[Kidnapped by Robert Louis Stevenson]@TWC D-Link bookKidnapped CHAPTER XVI 2/12
As we got a little nearer, it became plain she was a ship of merchandise; and what still more puzzled me, not only her decks, but the sea-beach also, were quite black with people, and skiffs were continually plying to and fro between them.
Yet nearer, and there began to come to our ears a great sound of mourning, the people on board and those on the shore crying and lamenting one to another so as to pierce the heart. Then I understood this was an emigrant ship bound for the American colonies. We put the ferry-boat alongside, and the exiles leaned over the bulwarks, weeping and reaching out their hands to my fellow-passengers, among whom they counted some near friends.

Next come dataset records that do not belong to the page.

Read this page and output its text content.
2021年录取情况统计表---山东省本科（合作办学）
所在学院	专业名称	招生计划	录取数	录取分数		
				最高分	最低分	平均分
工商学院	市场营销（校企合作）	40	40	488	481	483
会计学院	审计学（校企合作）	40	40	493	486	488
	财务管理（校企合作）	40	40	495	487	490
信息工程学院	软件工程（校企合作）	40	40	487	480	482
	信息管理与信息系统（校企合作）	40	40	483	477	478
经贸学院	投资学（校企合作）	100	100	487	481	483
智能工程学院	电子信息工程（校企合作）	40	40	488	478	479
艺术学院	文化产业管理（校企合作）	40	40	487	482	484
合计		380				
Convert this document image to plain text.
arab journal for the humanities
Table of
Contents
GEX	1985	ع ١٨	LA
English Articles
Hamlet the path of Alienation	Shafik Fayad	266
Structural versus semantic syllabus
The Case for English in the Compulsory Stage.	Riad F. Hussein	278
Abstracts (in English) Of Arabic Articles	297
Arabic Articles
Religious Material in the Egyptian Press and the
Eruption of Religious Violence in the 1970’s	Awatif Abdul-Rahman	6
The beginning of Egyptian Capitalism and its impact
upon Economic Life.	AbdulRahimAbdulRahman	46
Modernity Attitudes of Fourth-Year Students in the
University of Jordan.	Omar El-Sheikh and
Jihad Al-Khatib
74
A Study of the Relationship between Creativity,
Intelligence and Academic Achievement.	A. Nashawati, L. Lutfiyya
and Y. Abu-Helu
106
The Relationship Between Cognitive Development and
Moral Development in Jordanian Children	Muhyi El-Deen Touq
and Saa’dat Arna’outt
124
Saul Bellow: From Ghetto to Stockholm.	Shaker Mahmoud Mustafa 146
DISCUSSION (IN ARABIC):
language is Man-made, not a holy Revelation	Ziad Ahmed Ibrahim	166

How long this might have gone on I do not know, for they seemed to have no sense of time: but at last the captain of the ship, who seemed near beside himself (and no great wonder) in the midst of this crying and confusion, came to the side and begged us to depart. Thereupon Neil sheered off; and the chief singer in our boat struck into a melancholy air, which was presently taken up both by the emigrants and their friends upon the beach, so that it sounded from all sides like a lament for the dying.
I saw the tears run down the cheeks of the men and women in the boat, even as they bent at the oars; and the circumstances and the music of the song (which is one called "Lochaber no more") were highly affecting even to myself. At Kinlochaline I got Neil Roy upon one side on the beach, and said I made sure he was one of Appin's men. "And what for no ?" said he. "I am seeking somebody," said I; "and it comes in my mind that you will have news of him.
Alan Breck Stewart is his name." And very foolishly, instead of showing him the button, I sought to pass a shilling in his hand. At this he drew back.